Mine de rien, ça va bientôt faire trente ans que les SADIST trimballent leur bonhommie morbide dans les rues de Gênes, et leur carcasse à travers le monde. Le genre de carrière qui impose le respect et force l’admiration, d’autant plus que les mecs ne sont pas du genre fainéant, puisqu’ils rassasient leurs fans à intervalles assez réguliers. Pourtant, on a vraiment l’impression qu’ils ont du mal à s’extirper d’un semi anonymat dans lequel leur nom fameux les plonge, un peu comme si le poids du respect occultait leur réelle valeur, ce qui est évidemment dommageable. Mais après cinq démos consécutives en début de parcours, et une tétralogie d’albums impeccables avant la rupture (Above The Light, 1993, Tribe, 1995, Crust, 1997 et Lego 2000), on pourrait estimer aujourd’hui que les italiens font partie de la légende, le genre de catégorisation un peu condescendante et mettant de côté la valeur concrète de leur travail. Mais ne vous leurrez pas, sur la scène Death européenne, ces musiciens hautement recommandables sont toujours aussi influents, même si quelques erreurs d’appréciation sont venues émailler leur avancée. Je m’étais rapproché d’eux à l’occasion de Season In Silence, il y a huit ans, et j’avais beaucoup apprécie Hyena, leur dernière livraison publiée en 2015. J’y avais retrouvé toutes les composantes d’un Death technique sevré d’influences Jazz et Progressif, qui cherchait plus loin que la fosse commune du coin de quoi exhumer ses idées, et j’étais donc ravi d’apprendre que le quatuor remettait le couvert à l’occasion d’un projet parfaitement alléchant sur le papier, et difficile à transcrire en musique. Car avec Spellbound et sa pochette au clin d’œil plus qu’appuyé, les génois se sont attelés à une tâche ambitieuse, et un hommage pesant son poids de légende, un peu dans la même optique qu’OBSZÖN GESCHÖPF et son Master of Giallo. Sauf qu’ici, Argento, Bava et consorts voient leur propre modèle honoré, puisque les SADIST ont décidé de dédier leur travail au maestro Hitchcock, ce que cette pochette en ombre de Motel funeste dévoile de son trait macabre et grossier.

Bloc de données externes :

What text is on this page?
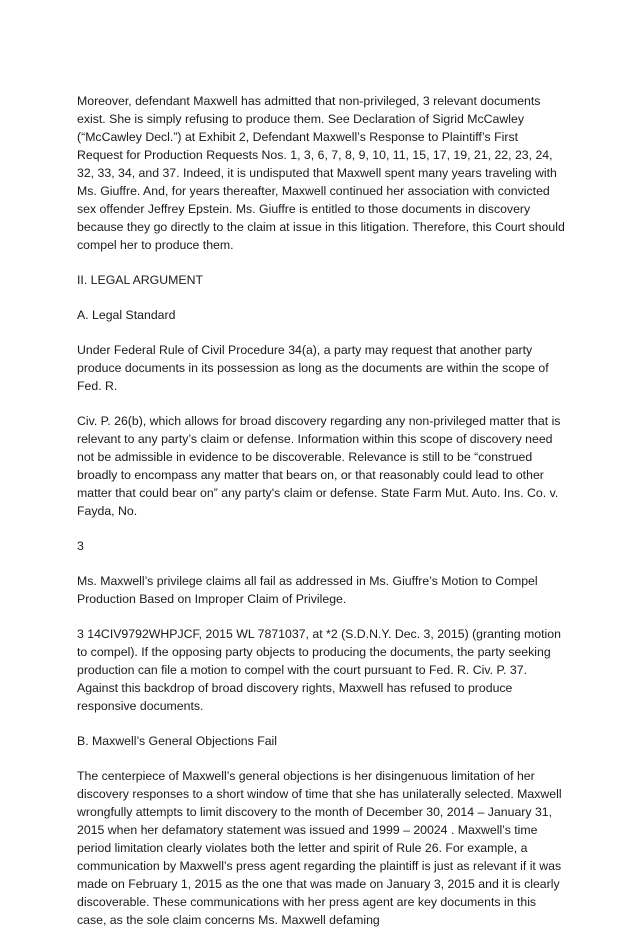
Moreover, defendant Maxwell has admitted that non-privileged, 3 relevant documents exist. She is simply refusing to produce them. See Declaration of Sigrid McCawley (“McCawley Decl.”) at Exhibit 2, Defendant Maxwell’s Response to Plaintiff’s First Request for Production Requests Nos. 1, 3, 6, 7, 8, 9, 10, 11, 15, 17, 19, 21, 22, 23, 24, 32, 33, 34, and 37. Indeed, it is undisputed that Maxwell spent many years traveling with Ms. Giuffre. And, for years thereafter, Maxwell continued her association with convicted sex offender Jeffrey Epstein. Ms. Giuffre is entitled to those documents in discovery because they go directly to the claim at issue in this litigation. Therefore, this Court should compel her to produce them.

II. LEGAL ARGUMENT

A. Legal Standard

Under Federal Rule of Civil Procedure 34(a), a party may request that another party produce documents in its possession as long as the documents are within the scope of Fed. R.

Civ. P. 26(b), which allows for broad discovery regarding any non-privileged matter that is relevant to any party’s claim or defense. Information within this scope of discovery need not be admissible in evidence to be discoverable. Relevance is still to be “construed broadly to encompass any matter that bears on, or that reasonably could lead to other matter that could bear on” any party's claim or defense. State Farm Mut. Auto. Ins. Co. v. Fayda, No.

3

Ms. Maxwell’s privilege claims all fail as addressed in Ms. Giuffre’s Motion to Compel Production Based on Improper Claim of Privilege.

3 14CIV9792WHPJCF, 2015 WL 7871037, at *2 (S.D.N.Y. Dec. 3, 2015) (granting motion to compel). If the opposing party objects to producing the documents, the party seeking production can file a motion to compel with the court pursuant to Fed. R. Civ. P. 37. Against this backdrop of broad discovery rights, Maxwell has refused to produce responsive documents.

B. Maxwell’s General Objections Fail

The centerpiece of Maxwell’s general objections is her disingenuous limitation of her discovery responses to a short window of time that she has unilaterally selected. Maxwell wrongfully attempts to limit discovery to the month of December 30, 2014 – January 31, 2015 when her defamatory statement was issued and 1999 – 20024 . Maxwell’s time period limitation clearly violates both the letter and spirit of Rule 26. For example, a communication by Maxwell’s press agent regarding the plaintiff is just as relevant if it was made on February 1, 2015 as the one that was made on January 3, 2015 and it is clearly discoverable. These communications with her press agent are key documents in this case, as the sole claim concerns Ms. Maxwell defaming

On se dit alors très légitimement que ce choix de concept global va forcément influencer la direction artistique d’un album qui doit se démarquer de ses prédécesseurs, ne serait-ce qu’en termes d’ambiances, et si la cassure est quelques fois relativement patente, elle consiste la plupart du temps à laisser des claviers envahissants faire les trois-quarts du boulot en répandant leurs nappes électroniques. Le reste de la trame générique ne dévie en rien des convictions habituelles d’un groupe qui a trouvé son approche et son style depuis longtemps, et il est difficile de ne pas voir en Spellbound qu’une extension de l’ouverture déjà opérée sur Hyena et Season In Silence. Ce qui gêne un peu sur ce huitième longue-durée, c’est ce manque d’ambition tacite qui voit un groupe aux possibilités infinies se contenter d’un travail de fond et non d’un boulot de longue haleine qui aurait pu leur permettre de sortir leur œuvre définitive. On sent que le potentiel technique n’a pas été exploité à plein régime au moment des compositions, et si l’ensemble est bien évidemment d’une qualité irréprochable, il reste raisonnable ce qui a tendance à le handicaper assez rapidement. En choisissant comme source le monde paranoïaque et labyrinthique du légendaire réalisateur chauve, les italiens se sont fixé une absence totale de mesure, mesure qu’ils semblent respecter en contraignant leur morceaux dans le temps, et en synthétisant leurs idées sur deux ou trois plans fameux certes, mais déjà connus. Et comme en outre le mixage de leur album n’est pas exempt de reproches, on regrette au final qu’ils ne se soient pas abandonnés au délire le plus total, en essayant vraiment de retranscrire les films du maître dans un langage musical tout en gardant leur identité. A ce point d’analyse, on a parfois l’impression d’entendre une version résumée des meilleurs efforts de NOCTURNUS, le tout arrangé à la sauce SADIST, spécialement à cause de cette juxtaposition entre un chant terriblement grave et rauque, et ces nappes de synthé mélodiques et légères. En parlant de synthé, on est loin des scores déviants et menaçants de Bernard Herrmann, les partitions restant la plupart du temps figées sur quelques notes éparses, plus destinées à essayer de retranscrire un climat que d’imposer des sentiments induits. Et cette superficialité, une fois associée aux intentions de base est très gênante, alors même que l’album en lui-même peut être considéré comme une belle réussite.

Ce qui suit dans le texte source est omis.